O marxismo, seja no Brasil, seja na América Latina, é marcado pela hegemonia de um determinado enfoque teórico-metodológico baseado na idéia central de dependência, que por sua vez, em âmbito mundial, tem na perspectiva do sistema-mundo sua mais bem acabada e difundida teoria. Seu principal teórico, Immanuel Wallerstein, parte da premissa da “externalidade”, o que em curtas palavras significa que o lugar ocupado por determinado país no mundo depende sobremaneira da dinâmica do “sistema-mundo”, que por sua vez (o “sistema-mundo”) tem grande impacto no desenvolvimento interno de cada nação, em detrimento do processo histórico em si, capaz de abarcar com essencialidade a categoria de modo de produção (1). Algo somente possível no âmbito da categoria de formação econômico-social.


Um problema – também – de ortodoxia marxista

Observando, de forma superficial, a lógica da ênfase no “externo” desloca a necessária concentração nas condições internas de cada unidade de análise (formação social) tendo conseqüência direta na impossibilidade de análise da transição e suas fases, análise esta que se constitui no principal objetivo do materialismo histórico (2). Isto por si só torna-se a perspectiva do “sistema-mundo” algo no mínimo tendente a uma síntese a-histórica do processo de reprodução tanto do capital, quanto da gênese e substituição de modos de produção.



Retornando, Wallerstein assenta sua hipótese no desenvolvimento de um sistema capitalista mundializado que nasce e se desenvolve entre os séculos 15 e 17 e se consolida após a revolução russa de 1917. O nível de integração que alcançou este “sistema capitalista mundial” levou o autor a designar o conjunto sistêmico não mais de “economia mundial” e sim “economia-mundo” (3). Isto tem relação direta (fases de desenvolvimento) com uma duvidosa base marxista praticada por Braudel, que em suas periodizações históricas (ciclos históricos) abstraiu, por exemplo os ciclos de curta (Juglar/Marx) e longa duração (Kondratiev). Tal negação dos “ciclos econômicos” pode redundar na própria negação do processo de acumulação ou na pior das hipóteses relacionar tal como fez Wallerstein: confundindo a acumulação capitalista em si com o processo de acumulação primitiva a partir do século 16.
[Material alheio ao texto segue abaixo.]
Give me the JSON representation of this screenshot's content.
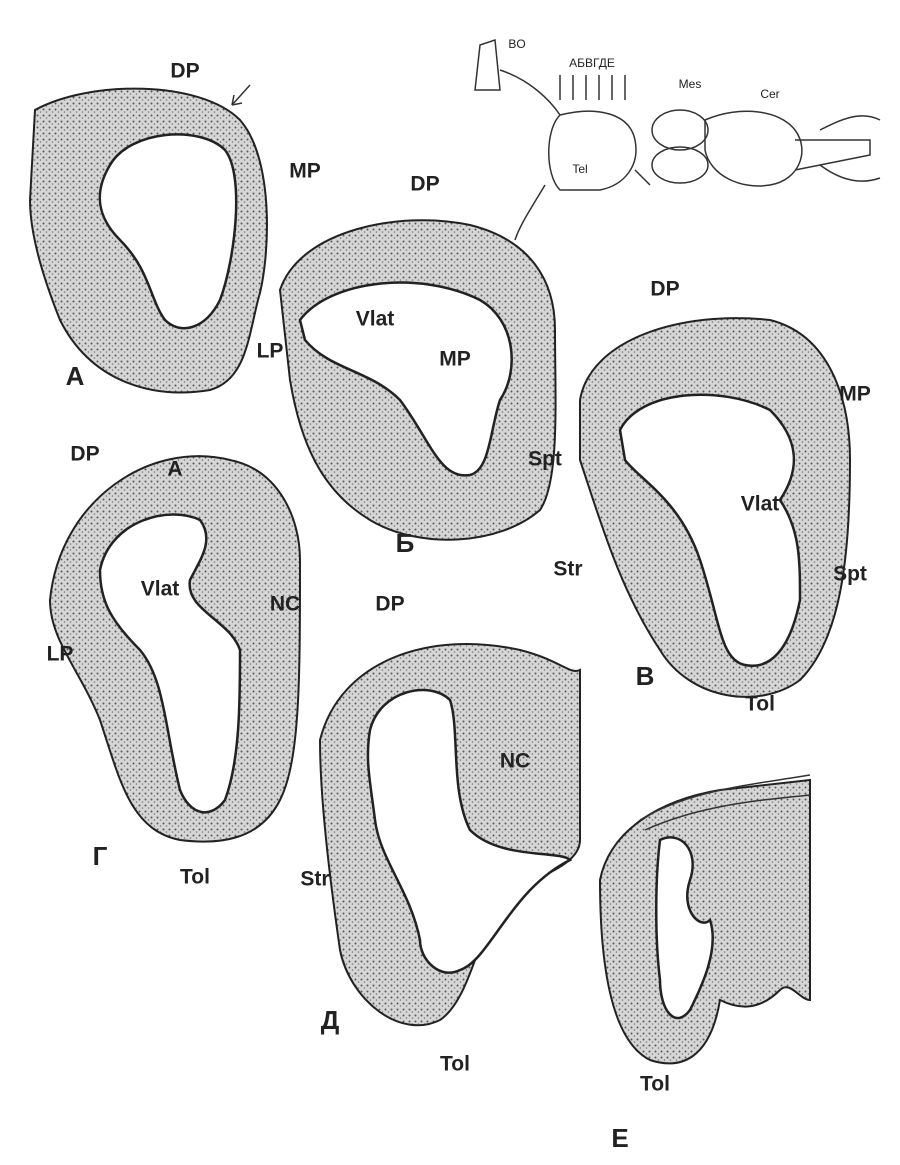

A verdade marxiana elementar demonstra que o processo de acumulação capitalista opera segundo leis intrínsecas do modo de produção capitalista, sendo que o processo de acumulação primitiva, engendrado na Europa a partir do século 16, criou certas condições objetivas à transição ao capitalismo na Europa dominada pelo feudalismo. A diferença entre um caso de acumulação e outro reside no modo de produção em si, pois se a acumulação capitalista é possível somente pela via da apropriação privada do excedente econômico que é síntese de uma forma social de produção, na acumulação primitiva o excedente é via comércio ancorado em diferentes formas de estabelecimento de preços em diferentes modos de produção do mundo integrados pela rotas comerciais, então integradas.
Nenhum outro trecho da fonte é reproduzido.